À Tâtons signifie marcher dans l’obscurité, avec prudence. Il faut dire que ceux-là, on ne les avait pas entendu arriver. Le groupe marseillais débarque pourtant avec un deuxième EP à l’originalité et la qualité, dans les paroles comme dans le son, qui méritent d’être soulignées. Une pop magnétique, rythmée et saccadée, sur laquelle vient se poser une voix mélodieuse et évanescente. Un deuxième essai accompli qui place le duo dans le sillage de cette nouvelle scène pop française imaginative, à l’instar d’un Flavien Berger ou d’un Miel de Montagne.
Sucré salé
Le disque s’ouvre avec Fiasco, dont la basse funky nous emballe dès les premières secondes. Elle s’aligne sur un beat convulsif qui tranche avec la suavité du chant et la gentillesse de la mélodie. On est dans le sucré-salé, dans le réconfort. Puis comme souvent, c’est à la fin du morceau que le grain de folie du groupe – que l’on sent toujours prêt à exploser – arrive. Car après l’amabilité de l’ouverture, À Tâtons n’a pas peur d’aller titiller son VU-mètre, et la saturation se fait plus présente. Une saturation que l’on retrouve dès le début du morceau suivant, Les bons mots. Toujours caché derrière cette voix limpide, le groupe livre ici une partition électro fouillée, riche d’une multitude de sonorités grinçantes et bien ciselées.
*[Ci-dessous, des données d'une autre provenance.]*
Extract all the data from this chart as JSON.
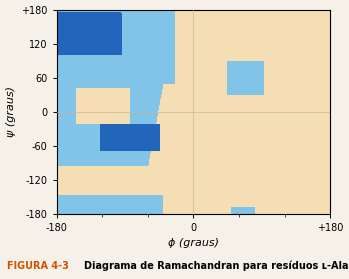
{
  "title": "",
  "xlabel": "ϕ (graus)",
  "ylabel": "ψ (graus)",
  "xlim": [
    -180,
    180
  ],
  "ylim": [
    -180,
    180
  ],
  "xticks": [
    -180,
    0,
    180
  ],
  "xtick_labels": [
    "-180",
    "0",
    "+180"
  ],
  "yticks": [
    -180,
    -120,
    -60,
    0,
    60,
    120,
    180
  ],
  "ytick_labels": [
    "-180",
    "-120",
    "-60",
    "0",
    "60",
    "120",
    "+180"
  ],
  "bg_color": "#f5deb3",
  "light_blue": "#82c4e8",
  "dark_blue": "#2266bb",
  "fig_bg": "#f5f0e8",
  "figure_caption": "FIGURA 4-3",
  "caption_text": "Diagrama de Ramachandran para resíduos ʟ-Ala.",
  "grid_color": "#c8b89a",
  "caption_color": "#cc5500"
}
Des artifices techniques que l’on retrouve aussi dans les trois autres titres du disque. Comme dans En majuscules, certainement le plus abouti de l’EP, où deux voix se répondent, l’une froide et insensible, l’autre criarde et nerveuse. Un duel qui trouve sa porte de sortie dans une astucieuse syncope.
Le duo se démarque aussi par un travail d’écriture précis : « C’est un instant / Aux secondes cornées / Du bout de tes doigts / Une lumière vive / Un regard noyé » Les paroles, comme le travail effectué sur les voix, nous bercent d’une douce nostalgie. Les étés oubliés et les amours passées sont convoqués et portés dans une sincérité qui traverse l’album dans toutes ses aspérités. Découvrir À Tâtons, c’est plonger dans un univers à la sensibilité assumée et à la recherche sonore zélée – parfois zébrée –, joyeusement enclin au doute et à la vulnérabilité.